Dann gibt es das Prinzip der „Ehrenwerten Ernte“: „Nimm nur, was du brauchst. Nimm nie mehr als die Hälfte. Ernte so, dass du möglichst wenig Schaden anrichtest. Nutze es respektvoll. Verschwende nie, was du genommen hast. Teile. Danke für das, was dir geschenkt wurde. Erhalte die, die dich erhalten, und die Ernte wird für immer bleiben.“ (S. 214)

Was wäre, wenn wir mit dieser Haltung auf unseren Alltag, unseren Konsum, unser Leben schauten? Kimmerer unternimmt einen Selbstversuch und versucht mit dieser Haltung der „Ehrenwerten Ernte“ in einer Shopping Mall ihre Schreibwaren einzukaufen. „Ich versuche hinter diesen Stapeln Papier die Bäume zu spüren.“ (S. 232) Das ist nicht leicht, wie sie selbst feststellt.
Ich schaue mich in meinem eigenen Arbeitsplatz um: Die Schreibtischplatte einst eine Buche. Die Rollcontainer einst eine Kiefer. Die Bleistifte, einst Bäume, unbekannte Art. Der Korkuntersetzer für meine Kaffeetasse – Korkeiche. Das Papier, die Bücher – meist aus Bäumen produziert – manches zum Glück aus Recyclingmaterial.

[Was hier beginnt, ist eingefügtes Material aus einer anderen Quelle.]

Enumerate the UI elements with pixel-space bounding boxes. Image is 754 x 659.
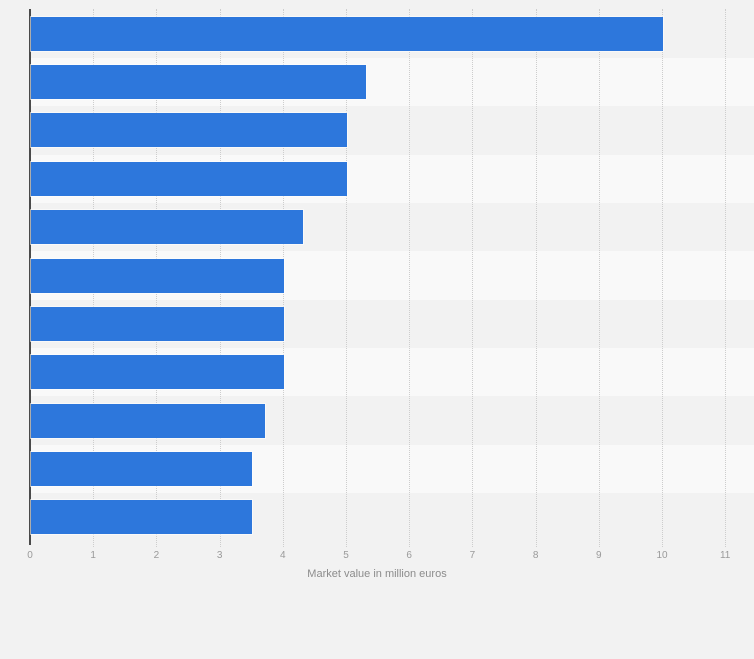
- x-tick-label: 8: [532, 550, 539, 561]
- bar[interactable]: [31, 113, 347, 148]
- bar[interactable]: [31, 16, 663, 51]
- x-tick-label: 2: [153, 550, 160, 561]
- x-tick-label: 5: [343, 550, 349, 561]
- gridline: [472, 9, 474, 547]
- y-axis-line: [29, 9, 31, 545]
- x-tick-label: 0: [27, 550, 33, 561]
- x-tick-label: 9: [596, 550, 602, 561]
- x-axis-title: Market value in million euros: [307, 568, 447, 580]
- x-tick-label: 10: [656, 550, 668, 561]
- bar[interactable]: [31, 65, 366, 100]
- x-tick-label: 4: [280, 550, 286, 561]
- x-tick-label: 1: [90, 550, 96, 561]
- gridline: [662, 9, 663, 547]
- bar[interactable]: [31, 403, 265, 438]
- bar[interactable]: [31, 210, 303, 245]
- gridline: [725, 9, 727, 547]
- x-tick-label: 11: [719, 550, 731, 561]
- gridline: [409, 9, 411, 547]
- x-tick-label: 7: [469, 550, 476, 561]
- gridline: [598, 9, 600, 547]
- bar[interactable]: [31, 355, 284, 390]
- bar[interactable]: [31, 451, 253, 486]
- bar[interactable]: [31, 306, 284, 341]
- bar[interactable]: [31, 258, 284, 293]
- x-tick-label: 6: [406, 550, 412, 561]
- bar[interactable]: [31, 161, 347, 196]
- gridline: [535, 9, 537, 547]
- x-tick-label: 3: [216, 550, 223, 561]
- bar[interactable]: [31, 500, 253, 535]
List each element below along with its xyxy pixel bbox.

Ich lese Nachrichten: Jede Minute geht auf der Welt eine Waldfläche in der Größe von 27 Fußballfeldern verloren. Auf der Klimakonferenz haben sich nun mehr als 100 Länder dazu verpflichtet, die Entwaldung bis zum Jahr 2030 zu stoppen.

Ich beginne zu rechnen 60 Minuten x 24 Stunden x 365 Tage x 7 Jahre x 27 Fußballfelder … es könnten also bis 2030 noch bis zu 128 Millionen weitere fußballfeldgroße Waldstücke abgeholzt werden!!! Und was ist mit den 93 weiteren Staaten der UN? Holzen diese weiter ab? Gibt es überhaupt noch irgendwann Wald? Und wenn ja, wie gesund ist er? Natürlich gibt es auch viele Baumpflanzaktionen, doch ein Baum braucht Jahre bis er groß.

Wieder fällt mir die Ehrenwerte Ernte ein: „Nimm nur, was du brauchst. Nimm nie mehr als die Hälfte. Ernte so, dass du möglichst wenig Schaden anrichtest. Nutze es respektvoll. Verschwende nie, was du genommen hast. Teile. Danke für das, was dir geschenkt wurde. Erhalte die, die dich erhalten, und die Ernte wird für immer bleiben.“ (S. 214)

Ich bin dankbar für den Baum, der mir meinen Schreibtisch ermöglicht hat, für die Stifte und das Papier; all das gehört für mich zum täglichen Arbeiten. Ich bin dankbar für die Ablage aus Holz, die mir meine Mutter vor vielen Jahren geschenkt hat. Es gibt sie noch immer, während jene aus Kunststoff schon längst wieder im Müll gelandet sind.

Schreibimpuls:

  • Schau dich um? Wofür bist du heute dankbar? Was möchtest du mehr achten, bewusster wahrnehmen? Schreibe es auf!
  • Lies das Zitat über die Ehrenwerte Ernte. Schreibe 15 Minuten frei – lass alle Gedanken auf das Papier oder in die Tastatur laufen, die dir bezüglich dieser Sätze in den Sinn kommen. Lies anschließend, was du geschrieben hast. Woran könntest du etwas ändern?

Leseimpuls:

Robin Wall Kimmerer: Geflochtenes Süßgras. Erschienen im aufbau-Verlag.